With DVR factored, the episode was watched with a 1.4 on the 18-49 demo.

===Critical reviews===
"Naka-choko" received mostly positive reviews from critics. Eric Goldman of IGN gave the episode an "amazing" 9 out of 10 and wrote in his verdict: "The end of the episode had Will proclaim, 'I've given up good and evil for behaviorism,' as he and Hannibal ate Maybe-Freddie. And yet, earlier in the hour, Freddie brought up Abigail to Will, saying that even if she gave up the story she was pursuing about Hannibal in fact being the Ripper, she would 'never let that go.' Will pointedly told her, 'Neither will I,' insinuating he too is still after justice for Abigail. Abigail, who we saw Will dream about earlier this season, in a kind, fatherly way, still clearly mourning her. So there is still room for Will playing one hell of a long con here with Hannibal – doing things as twisted as violating Randall's corpse in the name of luring Hannibal into a place of security... And maybe even holding Freddie captive. Hell, maybe even holding Freddie captive, while removing a piece of her, a la Miriam Lass? But if Will actually killed Freddie, well, that just makes him a murderer, willing to cross any line, even if it's with the end goal of revenge against Hannibal. But I'm still holding out for the best for Will Graham... even if there's no way he's getting through this thing without some serious psychological scarring."

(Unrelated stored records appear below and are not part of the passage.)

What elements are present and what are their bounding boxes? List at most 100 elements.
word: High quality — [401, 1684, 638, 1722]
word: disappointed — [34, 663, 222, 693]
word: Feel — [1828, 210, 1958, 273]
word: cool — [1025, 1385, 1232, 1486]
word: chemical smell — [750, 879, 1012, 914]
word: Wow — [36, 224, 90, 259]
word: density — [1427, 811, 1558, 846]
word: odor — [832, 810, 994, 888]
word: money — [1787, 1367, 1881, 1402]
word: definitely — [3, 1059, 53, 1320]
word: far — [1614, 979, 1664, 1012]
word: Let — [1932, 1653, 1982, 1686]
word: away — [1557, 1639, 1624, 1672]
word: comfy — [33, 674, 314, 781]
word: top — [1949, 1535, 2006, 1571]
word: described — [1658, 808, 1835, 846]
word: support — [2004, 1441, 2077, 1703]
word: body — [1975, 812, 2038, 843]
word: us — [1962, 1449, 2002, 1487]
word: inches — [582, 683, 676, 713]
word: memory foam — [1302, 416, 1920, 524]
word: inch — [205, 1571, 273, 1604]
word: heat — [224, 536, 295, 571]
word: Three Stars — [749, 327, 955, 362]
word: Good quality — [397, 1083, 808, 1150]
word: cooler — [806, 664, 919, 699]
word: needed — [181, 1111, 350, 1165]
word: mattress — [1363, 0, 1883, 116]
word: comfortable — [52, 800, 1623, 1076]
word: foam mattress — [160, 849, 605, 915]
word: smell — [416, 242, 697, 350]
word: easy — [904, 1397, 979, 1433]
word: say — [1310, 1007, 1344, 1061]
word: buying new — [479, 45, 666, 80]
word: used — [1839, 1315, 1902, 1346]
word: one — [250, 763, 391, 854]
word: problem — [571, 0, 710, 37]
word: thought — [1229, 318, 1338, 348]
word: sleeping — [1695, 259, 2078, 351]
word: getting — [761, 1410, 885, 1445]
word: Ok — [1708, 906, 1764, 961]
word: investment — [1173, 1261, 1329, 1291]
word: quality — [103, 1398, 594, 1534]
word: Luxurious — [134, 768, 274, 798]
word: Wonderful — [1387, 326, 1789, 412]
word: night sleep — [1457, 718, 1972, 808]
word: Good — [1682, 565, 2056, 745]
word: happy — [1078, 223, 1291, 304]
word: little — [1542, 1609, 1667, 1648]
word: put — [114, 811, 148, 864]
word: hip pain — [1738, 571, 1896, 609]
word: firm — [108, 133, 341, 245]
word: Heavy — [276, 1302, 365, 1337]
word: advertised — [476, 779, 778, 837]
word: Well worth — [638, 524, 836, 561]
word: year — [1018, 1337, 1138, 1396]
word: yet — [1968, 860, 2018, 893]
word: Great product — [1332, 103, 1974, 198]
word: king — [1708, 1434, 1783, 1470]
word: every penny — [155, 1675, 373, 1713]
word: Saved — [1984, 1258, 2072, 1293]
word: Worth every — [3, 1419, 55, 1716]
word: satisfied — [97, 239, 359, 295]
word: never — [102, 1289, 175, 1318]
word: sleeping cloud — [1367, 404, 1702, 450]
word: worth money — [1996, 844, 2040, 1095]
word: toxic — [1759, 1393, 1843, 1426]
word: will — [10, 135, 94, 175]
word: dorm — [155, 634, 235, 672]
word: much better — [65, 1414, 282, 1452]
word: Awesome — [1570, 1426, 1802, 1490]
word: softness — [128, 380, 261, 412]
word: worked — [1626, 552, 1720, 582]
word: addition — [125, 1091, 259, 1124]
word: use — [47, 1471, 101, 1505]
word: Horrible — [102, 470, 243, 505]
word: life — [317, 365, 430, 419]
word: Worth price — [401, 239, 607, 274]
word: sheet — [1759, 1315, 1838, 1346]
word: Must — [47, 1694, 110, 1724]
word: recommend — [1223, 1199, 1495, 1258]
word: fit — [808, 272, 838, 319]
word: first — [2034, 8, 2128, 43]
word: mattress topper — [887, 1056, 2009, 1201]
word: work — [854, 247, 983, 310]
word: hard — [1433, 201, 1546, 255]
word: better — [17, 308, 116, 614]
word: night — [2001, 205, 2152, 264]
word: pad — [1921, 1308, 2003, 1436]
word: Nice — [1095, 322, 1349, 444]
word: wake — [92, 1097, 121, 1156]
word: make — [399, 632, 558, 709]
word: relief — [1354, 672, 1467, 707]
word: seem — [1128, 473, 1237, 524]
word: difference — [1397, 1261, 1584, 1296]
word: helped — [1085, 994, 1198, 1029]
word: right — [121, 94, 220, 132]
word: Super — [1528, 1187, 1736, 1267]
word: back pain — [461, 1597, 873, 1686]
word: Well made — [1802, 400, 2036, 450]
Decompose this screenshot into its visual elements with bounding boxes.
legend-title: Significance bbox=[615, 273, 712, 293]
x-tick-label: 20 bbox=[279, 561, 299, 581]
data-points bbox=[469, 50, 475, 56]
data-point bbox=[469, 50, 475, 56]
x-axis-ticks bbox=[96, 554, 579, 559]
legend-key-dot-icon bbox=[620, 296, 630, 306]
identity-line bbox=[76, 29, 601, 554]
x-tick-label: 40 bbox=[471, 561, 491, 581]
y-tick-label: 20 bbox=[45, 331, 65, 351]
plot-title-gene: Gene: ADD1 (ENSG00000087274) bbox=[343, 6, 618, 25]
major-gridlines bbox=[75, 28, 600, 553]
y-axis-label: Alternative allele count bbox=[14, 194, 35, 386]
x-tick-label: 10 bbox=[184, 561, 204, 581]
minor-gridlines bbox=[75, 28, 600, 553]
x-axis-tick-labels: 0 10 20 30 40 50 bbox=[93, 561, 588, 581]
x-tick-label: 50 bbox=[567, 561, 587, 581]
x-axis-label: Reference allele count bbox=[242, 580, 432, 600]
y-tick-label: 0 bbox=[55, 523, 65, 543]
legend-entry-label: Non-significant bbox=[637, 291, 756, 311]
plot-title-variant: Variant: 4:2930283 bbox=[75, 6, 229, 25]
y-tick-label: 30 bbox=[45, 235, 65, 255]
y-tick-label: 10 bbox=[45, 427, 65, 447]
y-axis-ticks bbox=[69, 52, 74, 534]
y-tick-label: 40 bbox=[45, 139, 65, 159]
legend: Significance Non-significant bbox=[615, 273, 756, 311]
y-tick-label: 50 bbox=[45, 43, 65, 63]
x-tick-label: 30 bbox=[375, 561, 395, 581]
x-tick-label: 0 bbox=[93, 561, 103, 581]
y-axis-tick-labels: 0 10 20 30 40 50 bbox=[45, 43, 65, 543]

Molly Eichel of The A.V. Club gave the episode a "B" and wrote, "In the kaiseki meal that the second season follows, naka-choko is a palate cleanser. Like many episodes before, it's an apt title, clearing the way for Mason's plotline and the eventual duel we saw at the beginning. But by accomplishing its goal, 'Naka-Choko' was a loose episode, torn between the ongoing plot and the setting up of another."

Alan Sepinwall of HitFix wrote, "Watching 'Naka-Choko' felt a bit like attending a performance by a great magician. Even if you go in knowing it's fake, and determined to find the truth behind the illusions, you're damned if you can actually identify how the trick works." Mark Rozeman of Paste gave the episode a 7.7 out of 10 and wrote, "Furthermore, with its abundance of unnerving visuals, 'Naka-Choko' really brings to mind the latter batch of episodes from season one. Many such installments initially appeared practically incoherent, only to come together once viewed through the prism of Will's descent into insanity. Maybe future episodes will help contextualize 'Naka-Choko' in retrospect. For now, it just seems to be a meandering, if beautifully photographed, hour stuck between advancing the plot and diving into the minds of our two leads."

Laura Akers of Den of Geek wrote, "With only three more episodes left this series, the triangle between Alana, Will, and Hannibal may turn out to be nowhere as interesting as this one between Mason, Margot, and Hannibal. Who murders whom and how will make for a good time. And not just for the audience." Nick McHatton of TV Fanatic gave the episode a 3.6 star rating out of 5 and wrote, "Mason Verger's introduction makes one hope that Hannibal will be killing him off quickly, so he must be doing something right. Margot's downright fear of him is palpable in every scene they share and he makes use of it every chance he has."